Thursday, 31 July 2014

Sexting - The consequences!

              "British police caution teen girl for sexting"  recent headline in the National  Post.

         The teenager sent her naked image via her cell phone and because she was  under the  age of eighteen had therefore distributed an indecent image of a child.  Her boyfriend, with whom she had a row forwarded the photographs to others.  He too was cautioned.  This practice has become commonplace.  These youngsters may think  this is great fun, but the consequences may be serious, in many  ways..  In some cases it can result in the youngsters finding their way onto the sex offenders register.
           Besides being illegal, what now seems to the immature as 'great fun' may have very significant consequences years later.  Information spreads like wild-fire on the internet and is permanent. Already data - miners are selling information on potential employees and others that may well  come back to haunt individuals later.
          Other more dangerous consequences such bullying, blackmail, enticement and suicide occur.  One only has to scan the news to find  frequent stories, some very amusing and some disastrous.
           As this becomes more accepted, younger and younger children are joining in the 'fun'.
           Parents need to become more aware of this and take appropriate action.
           Sexting is not a harmless activity, it has consequences.  Sometimes grave.
           There are many examples of deliberate attempts to embarrass,intimidate and harm individuals, particularly after a break up, usually by a boy-friend by sending naked photos to a porn web-site.   This is known as revenge porn and often has severe consequences.








Sunday, 27 July 2014

Marijuana -Pushing Pot!


                             Canada's first publicly traded medical  marijuana producer has hired three salesmen to visit doctors offices.  As a Family Physician for over fifty years, you might think I'd be well used to having the so-called "Detail Men"  then "Detail Persons" and finally the rather fancier name of "Academic Detailers" that the drug companies call their sales force, visit me.  Indeed I am, and truth be known, I often welcomed the better informed, better trained and experienced of their ranks.  If they came well prepared and knowledgeable about the studies carried out and presented the evidence in an honest and forthright manner, together with  the approval  of  the appropriate Canadian  and/or American  Administrations I was prepared to listen  to them and to consider the data they had to present.   
                              The story was different then.  It was before Big Pharma, USA was advertising to the general public and proposing life long treatment with expensive drugs for non-existent or barely existing diseases, like "low T."   Patients are being encouraged to seek various prescriptions for which there is often little or no indication.  Potent medicines are increasingly available over the counter.   All of these medications have potentially dangerous side effects.
                            Now, the ante is being upped.  Thirteen licensed marijuana producers have entered the arena in Canada, many more will follow.  I am sure that a large sales force is being provided to persuade doctors that there is evidence to prescribe their product liberally, despite the fact that the rigorous type of evaluations required for almost any medication to receive approval is lacking.  
                             I am sure the link between cannabis and schizophrenia will not be emphasized, nor the association with traffic accidents or bizarre behaviour.  Nor the relationship between smoking it and pulmonary disease.
                             In many instances this is going to put physicians in a very difficult situation with certain kinds of patients and do nothing to improve the physician-patient relationship.

Wednesday, 23 July 2014

Neuroplasticity # 2. Brain - brain gymnastics..

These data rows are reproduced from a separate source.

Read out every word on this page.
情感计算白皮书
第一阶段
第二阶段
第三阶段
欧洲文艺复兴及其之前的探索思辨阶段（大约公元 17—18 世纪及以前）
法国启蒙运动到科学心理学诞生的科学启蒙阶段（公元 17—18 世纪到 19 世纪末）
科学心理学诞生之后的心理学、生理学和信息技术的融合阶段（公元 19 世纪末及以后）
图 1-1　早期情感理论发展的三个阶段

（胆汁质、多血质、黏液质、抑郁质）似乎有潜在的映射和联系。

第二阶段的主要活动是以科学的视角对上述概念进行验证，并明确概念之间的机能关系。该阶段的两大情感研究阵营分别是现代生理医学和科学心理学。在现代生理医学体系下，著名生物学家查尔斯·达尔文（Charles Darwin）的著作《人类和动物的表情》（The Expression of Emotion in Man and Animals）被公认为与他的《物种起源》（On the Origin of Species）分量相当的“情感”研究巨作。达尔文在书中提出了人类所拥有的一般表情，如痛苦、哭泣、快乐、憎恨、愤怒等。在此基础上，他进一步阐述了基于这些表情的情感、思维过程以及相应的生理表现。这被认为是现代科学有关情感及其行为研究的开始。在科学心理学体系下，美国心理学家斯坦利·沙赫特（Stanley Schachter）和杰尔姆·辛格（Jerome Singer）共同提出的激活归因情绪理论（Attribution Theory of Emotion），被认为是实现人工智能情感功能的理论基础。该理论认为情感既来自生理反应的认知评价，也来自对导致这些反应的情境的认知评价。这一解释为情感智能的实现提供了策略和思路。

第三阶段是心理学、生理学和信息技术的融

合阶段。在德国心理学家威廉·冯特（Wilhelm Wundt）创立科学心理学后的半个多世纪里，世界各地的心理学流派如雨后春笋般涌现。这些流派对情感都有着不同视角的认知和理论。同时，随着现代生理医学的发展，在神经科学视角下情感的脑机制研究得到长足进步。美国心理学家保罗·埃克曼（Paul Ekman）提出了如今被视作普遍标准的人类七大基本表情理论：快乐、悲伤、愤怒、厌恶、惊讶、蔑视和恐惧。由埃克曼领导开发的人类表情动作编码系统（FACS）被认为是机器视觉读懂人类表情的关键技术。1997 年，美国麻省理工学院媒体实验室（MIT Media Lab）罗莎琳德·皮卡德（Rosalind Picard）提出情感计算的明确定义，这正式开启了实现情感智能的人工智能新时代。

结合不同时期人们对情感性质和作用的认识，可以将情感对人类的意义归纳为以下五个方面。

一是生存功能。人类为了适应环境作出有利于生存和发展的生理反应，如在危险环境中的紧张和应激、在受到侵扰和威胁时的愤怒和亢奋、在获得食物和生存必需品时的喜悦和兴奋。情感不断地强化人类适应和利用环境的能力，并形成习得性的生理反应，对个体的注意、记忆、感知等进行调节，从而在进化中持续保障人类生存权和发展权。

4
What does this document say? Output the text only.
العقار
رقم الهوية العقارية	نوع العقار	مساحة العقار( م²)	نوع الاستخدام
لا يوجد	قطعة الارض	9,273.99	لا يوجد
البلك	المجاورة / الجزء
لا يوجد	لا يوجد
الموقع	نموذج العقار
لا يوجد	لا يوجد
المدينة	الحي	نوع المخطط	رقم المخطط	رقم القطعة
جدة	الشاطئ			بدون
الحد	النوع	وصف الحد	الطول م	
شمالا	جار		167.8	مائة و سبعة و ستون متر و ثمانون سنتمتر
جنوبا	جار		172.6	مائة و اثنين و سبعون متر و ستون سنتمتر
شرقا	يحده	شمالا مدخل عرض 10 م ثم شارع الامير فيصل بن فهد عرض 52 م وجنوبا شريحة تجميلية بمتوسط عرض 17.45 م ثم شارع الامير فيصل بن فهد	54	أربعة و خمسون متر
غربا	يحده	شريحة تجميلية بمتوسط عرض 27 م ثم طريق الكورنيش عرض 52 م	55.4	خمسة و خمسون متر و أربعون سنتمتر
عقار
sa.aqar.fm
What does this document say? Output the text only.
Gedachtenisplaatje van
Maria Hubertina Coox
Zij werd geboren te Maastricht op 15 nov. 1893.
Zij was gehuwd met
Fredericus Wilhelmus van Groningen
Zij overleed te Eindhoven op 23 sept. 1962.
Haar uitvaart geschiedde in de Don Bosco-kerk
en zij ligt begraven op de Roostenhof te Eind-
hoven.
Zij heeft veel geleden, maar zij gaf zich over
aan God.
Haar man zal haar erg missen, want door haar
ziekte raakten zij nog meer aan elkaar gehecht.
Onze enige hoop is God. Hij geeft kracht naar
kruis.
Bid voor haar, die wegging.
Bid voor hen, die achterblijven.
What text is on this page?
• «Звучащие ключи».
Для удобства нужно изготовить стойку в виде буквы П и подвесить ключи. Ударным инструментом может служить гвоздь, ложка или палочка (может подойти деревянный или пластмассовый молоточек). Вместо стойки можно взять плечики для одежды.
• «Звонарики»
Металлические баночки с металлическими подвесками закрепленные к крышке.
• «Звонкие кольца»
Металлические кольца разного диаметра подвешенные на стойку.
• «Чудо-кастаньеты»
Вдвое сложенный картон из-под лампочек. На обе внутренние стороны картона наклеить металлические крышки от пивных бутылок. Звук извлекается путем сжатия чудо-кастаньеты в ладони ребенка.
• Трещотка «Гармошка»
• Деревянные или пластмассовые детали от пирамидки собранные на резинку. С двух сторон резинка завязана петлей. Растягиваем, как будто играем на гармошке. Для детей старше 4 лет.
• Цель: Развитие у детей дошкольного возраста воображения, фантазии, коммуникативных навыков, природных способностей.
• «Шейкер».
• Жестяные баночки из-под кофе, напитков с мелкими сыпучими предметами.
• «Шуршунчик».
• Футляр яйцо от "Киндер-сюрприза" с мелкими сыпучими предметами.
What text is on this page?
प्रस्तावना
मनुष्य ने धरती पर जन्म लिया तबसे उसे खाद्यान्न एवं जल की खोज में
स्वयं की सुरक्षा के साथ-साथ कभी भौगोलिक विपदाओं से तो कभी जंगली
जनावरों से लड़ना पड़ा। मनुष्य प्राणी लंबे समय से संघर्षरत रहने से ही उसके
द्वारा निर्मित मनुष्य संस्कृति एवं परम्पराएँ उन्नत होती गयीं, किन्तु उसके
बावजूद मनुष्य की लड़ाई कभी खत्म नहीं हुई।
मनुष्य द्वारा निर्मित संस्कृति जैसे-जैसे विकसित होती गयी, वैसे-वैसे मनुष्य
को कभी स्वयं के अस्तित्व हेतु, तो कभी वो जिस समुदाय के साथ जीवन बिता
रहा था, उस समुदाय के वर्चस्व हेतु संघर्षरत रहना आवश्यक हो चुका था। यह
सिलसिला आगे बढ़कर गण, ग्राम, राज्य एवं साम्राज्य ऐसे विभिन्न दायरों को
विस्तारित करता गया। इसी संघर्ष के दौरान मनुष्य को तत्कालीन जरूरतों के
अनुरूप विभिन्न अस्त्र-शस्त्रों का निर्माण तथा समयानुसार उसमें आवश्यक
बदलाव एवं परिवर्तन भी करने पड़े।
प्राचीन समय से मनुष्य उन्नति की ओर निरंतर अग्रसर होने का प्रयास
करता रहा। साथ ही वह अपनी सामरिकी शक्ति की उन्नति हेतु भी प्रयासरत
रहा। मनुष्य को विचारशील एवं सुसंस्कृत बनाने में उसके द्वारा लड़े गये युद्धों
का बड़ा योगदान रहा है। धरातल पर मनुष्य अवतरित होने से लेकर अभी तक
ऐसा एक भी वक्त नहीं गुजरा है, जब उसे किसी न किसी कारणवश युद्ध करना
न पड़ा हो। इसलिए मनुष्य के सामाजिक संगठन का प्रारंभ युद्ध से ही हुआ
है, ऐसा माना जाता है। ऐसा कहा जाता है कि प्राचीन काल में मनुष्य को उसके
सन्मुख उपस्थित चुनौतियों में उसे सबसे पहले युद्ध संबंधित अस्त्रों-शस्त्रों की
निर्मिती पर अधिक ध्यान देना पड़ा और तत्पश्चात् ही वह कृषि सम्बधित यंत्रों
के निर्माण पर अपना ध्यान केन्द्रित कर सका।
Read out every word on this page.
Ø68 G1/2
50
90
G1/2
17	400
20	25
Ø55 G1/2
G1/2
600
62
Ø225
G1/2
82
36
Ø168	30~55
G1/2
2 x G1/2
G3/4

Brain exercises from BrainHQ.
                    
                        I finally splurged and bought a one month trial subscription to the above.  With the trial about to expire I thought I better consult with my wife to see if any improvement in my cognition had taken place.
                      "Do you notice any improvement in my mental functioning since I've been doing these exercises?" I asked hopefully.
                         She looked up from her New York Times crossword puzzle, obviously preoccupied.
She gave me that sort of smile women most often bestow on their children.
                        "Of course, dear,"  she agreed with whatever it was I was requesting and then was back in the depths of Lexicon Land.  I tried to subtly sound out a couple of others who are near and dear to me.  They thought I was joking (or crazy).  As I had only been doing these exercises for less than a month and as I hadn't been doing them quite as often as recommended I decided to convert my month long subscription into an annual one (at a greatly reduced cost, of course -I'm getting smart already!).  That would be a more reliable assessment and who knows, I  may be a genius by then.  
                          In terms of improvement so far, I have noticed that I  am not losing my car keys any more frequently than before, I have not forgotten my name or telephone number and I can even remember the license plate number of my car (most of the time!)  So I am definitely not getting any worse.   I do seem to be getting a bit better at rising to  the challenges the program throws at me, but that might just be that I am getting used to them, in  much  the same way as one does with a videogame.
                          Over the next few months, I'll keep you informed - if I don't forget!
                           

Sunday, 20 July 2014

Psychiatry gone Mad!

         The U.S. Military will begin treatment for U.S. traitor Private Bradley Manning who is now known as 'Chelsea'.  Private Manning has been diagnosed as having 'gender dysphoria'.  Following conviction Pte Manning requested hormone treatment and to be allowed to live as a  woman!   The much criticized DSM5  legitimizes the diagnosis when a person's gender identity causes him or her emotional distress.   
          At least Private Manning's stay in prison is likely to be more interesting than it might have otherwise been!
           Looks like the U.S. Military has had its gonads amputated too!!

Wednesday, 16 July 2014

Sexting - The Language!



For those of  us who don't know  the language of texting now u can c for yourself! 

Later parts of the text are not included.